Non, nous n’avons pas à rougir de recevoir des aides de l’État, au même titre que n’importe quel département hexagonal.

Non, ce ne sont pas VOS impôts d’hexagonaux qui paient ces aides. Ce sont ceux des Guadeloupéens car, SCOOP ! Le système de péréquation qui existe dans l’hexagone est instauré aussi ici.

Alors, de grâce, cessez de recevoir sur vos plateaux des abrutis (oui oui et je pèse mes mots) qui pensent que parce qu’ils sont venus deux semaines en 1995 en Guadeloupe qu’ils y connaissent quelque chose. Cessez de laisser des gens venir nous insulter sur vos plateaux. Cessez de leur donner de l’audience dans vos colonnes.

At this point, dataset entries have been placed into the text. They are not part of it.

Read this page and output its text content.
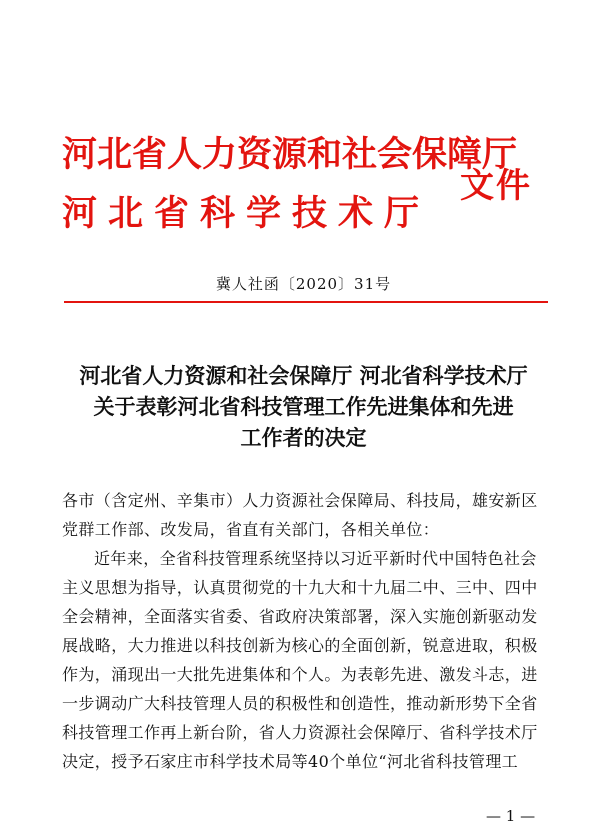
河北省人力资源和社会保障厅
河北省科学技术厅
文件
冀人社函〔2020〕31号
河北省人力资源和社会保障厅 河北省科学技术厅
关于表彰河北省科技管理工作先进集体和先进
工作者的决定

各市（含定州、辛集市）人力资源社会保障局、科技局，雄安新区党群工作部、改发局，省直有关部门，各相关单位：

近年来，全省科技管理系统坚持以习近平新时代中国特色社会主义思想为指导，认真贯彻党的十九大和十九届二中、三中、四中全会精神，全面落实省委、省政府决策部署，深入实施创新驱动发展战略，大力推进以科技创新为核心的全面创新，锐意进取，积极作为，涌现出一大批先进集体和个人。为表彰先进、激发斗志，进一步调动广大科技管理人员的积极性和创造性，推动新形势下全省科技管理工作再上新台阶，省人力资源社会保障厅、省科学技术厅决定，授予石家庄市科学技术局等40个单位“河北省科技管理工

— 1 —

Nous n’avons pas à nous sentir moins que vous, car ces personnes que vous recevez sur vos plateaux montrent par leur comportement et leurs paroles abjectes qu’ils ne sont pas « plus que nous ».

Comprendra qui pourra.

Mais, taisez-vous donc, bandes de sauvages !

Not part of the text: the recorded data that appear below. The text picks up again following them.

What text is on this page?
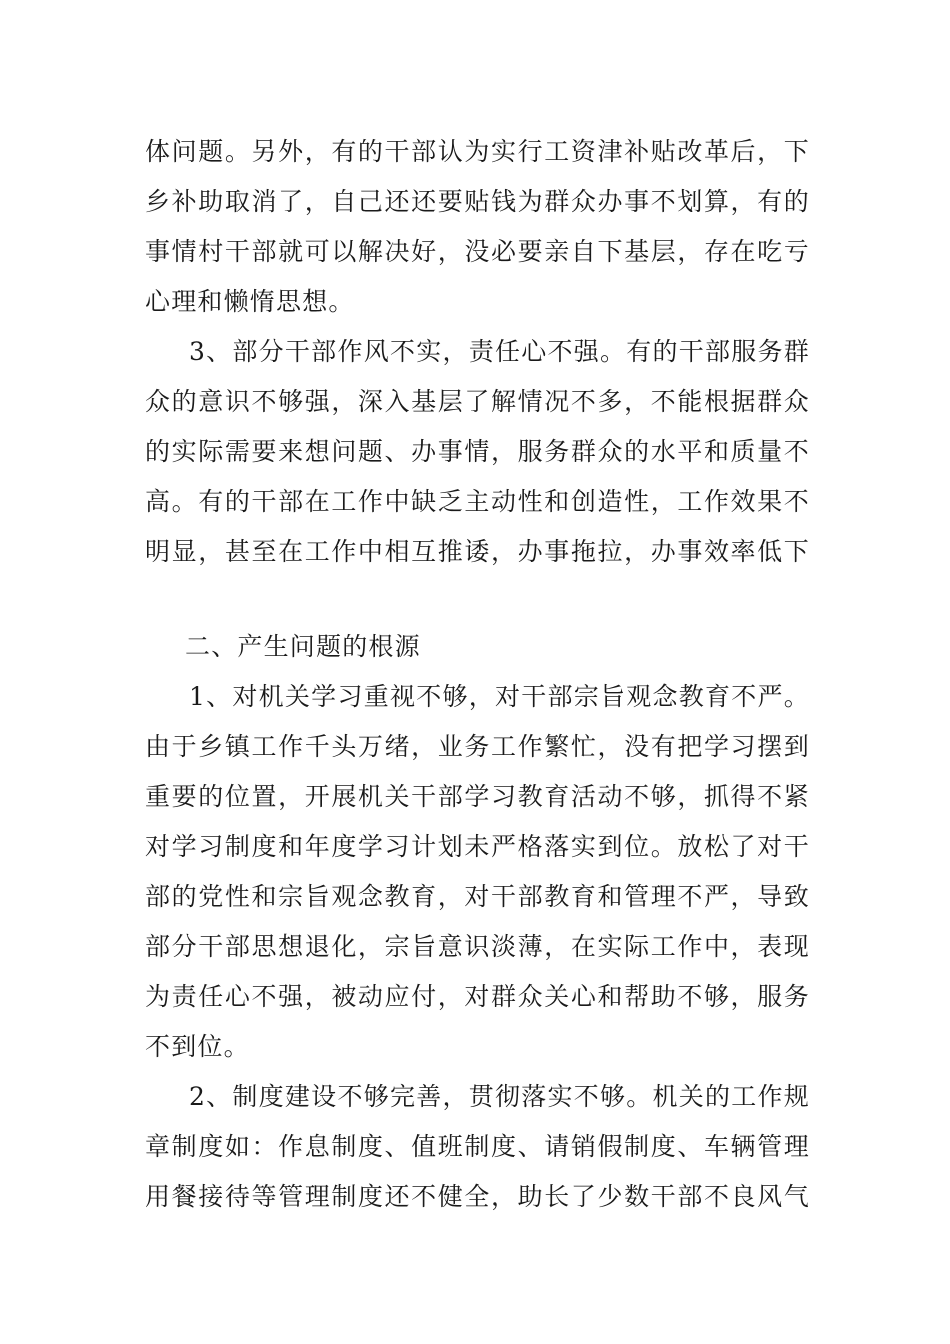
体问题。另外，有的干部认为实行工资津补贴改革后，下
乡补助取消了，自己还还要贴钱为群众办事不划算，有的
事情村干部就可以解决好，没必要亲自下基层，存在吃亏
心理和懒惰思想。
3、部分干部作风不实，责任心不强。有的干部服务群
众的意识不够强，深入基层了解情况不多，不能根据群众
的实际需要来想问题、办事情，服务群众的水平和质量不
高。有的干部在工作中缺乏主动性和创造性，工作效果不
明显，甚至在工作中相互推诿，办事拖拉，办事效率低下
二、产生问题的根源
1、对机关学习重视不够，对干部宗旨观念教育不严。
由于乡镇工作千头万绪，业务工作繁忙，没有把学习摆到
重要的位置，开展机关干部学习教育活动不够，抓得不紧
对学习制度和年度学习计划未严格落实到位。放松了对干
部的党性和宗旨观念教育，对干部教育和管理不严，导致
部分干部思想退化，宗旨意识淡薄，在实际工作中，表现
为责任心不强，被动应付，对群众关心和帮助不够，服务
不到位。
2、制度建设不够完善，贯彻落实不够。机关的工作规
章制度如：作息制度、值班制度、请销假制度、车辆管理
用餐接待等管理制度还不健全，助长了少数干部不良风气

Une Guadeloupéenne en colère Active, Maman et Fatiguée ! »


Glaby via le canal Telegram du Grand Réveil https://t.me/LeGrandReveil 

2 Comments

  • On ne peut-être plus clair pour faire comprendre nos réticences aux injonctions pressantes de l’état français qui a toujours géré ses territoires en restaurant au fil du temps la gestion politique de ses colonies sans donner
    une réponse nette et claire aux problèmes spécifiques qui minent le bien vivre-ensemble. Ainsi livrés à leur seule raison et leur besoin d’équité , ne pensant compter que sur eux-mêmes, les Martiniquais prennent des initiatives radicales jugées déconcertantes par une population pas au fait des véritables problèmes sociologiques pour se faire entendre . Les procédés de contestations peuvent être contestables, mais tout au moins des réponses de circonstances sont données pour ébaucher des réflexions sur la récurrence des problèmes de nos sociétés antillaise qui semblent ne pas être réellement la priorité des autorités gouvernementales.
    C’est à croire que pour se faire entendre il faut user de méthodes anti-conformistes.

    • Méthodes anti-conformistes? Laisser la moitié des routes à des gangs souvent armés?
      Agresser des femmes, piller et brûler des entreprises ?
      Demander depuis le mois d’août l’abrogation d’une loi sans savoir quelle est la procédure pour y parvenir?
      Le résultat ? Une grève générale qui n’a jamais été générale. La peur du lendemain s’est installée dans toute la population, les syndicats se sont decredibilises, l’économie est exsangue et sans l’argent public, elle ne s’en remettra pas. C’est dommage pour ceux comme moi, qui rêvent d’indépendance. L’indépendance oui mais sans révolutionnaires de la fonction publique payés 40% « vie chère » avec statut « emploi protégé ».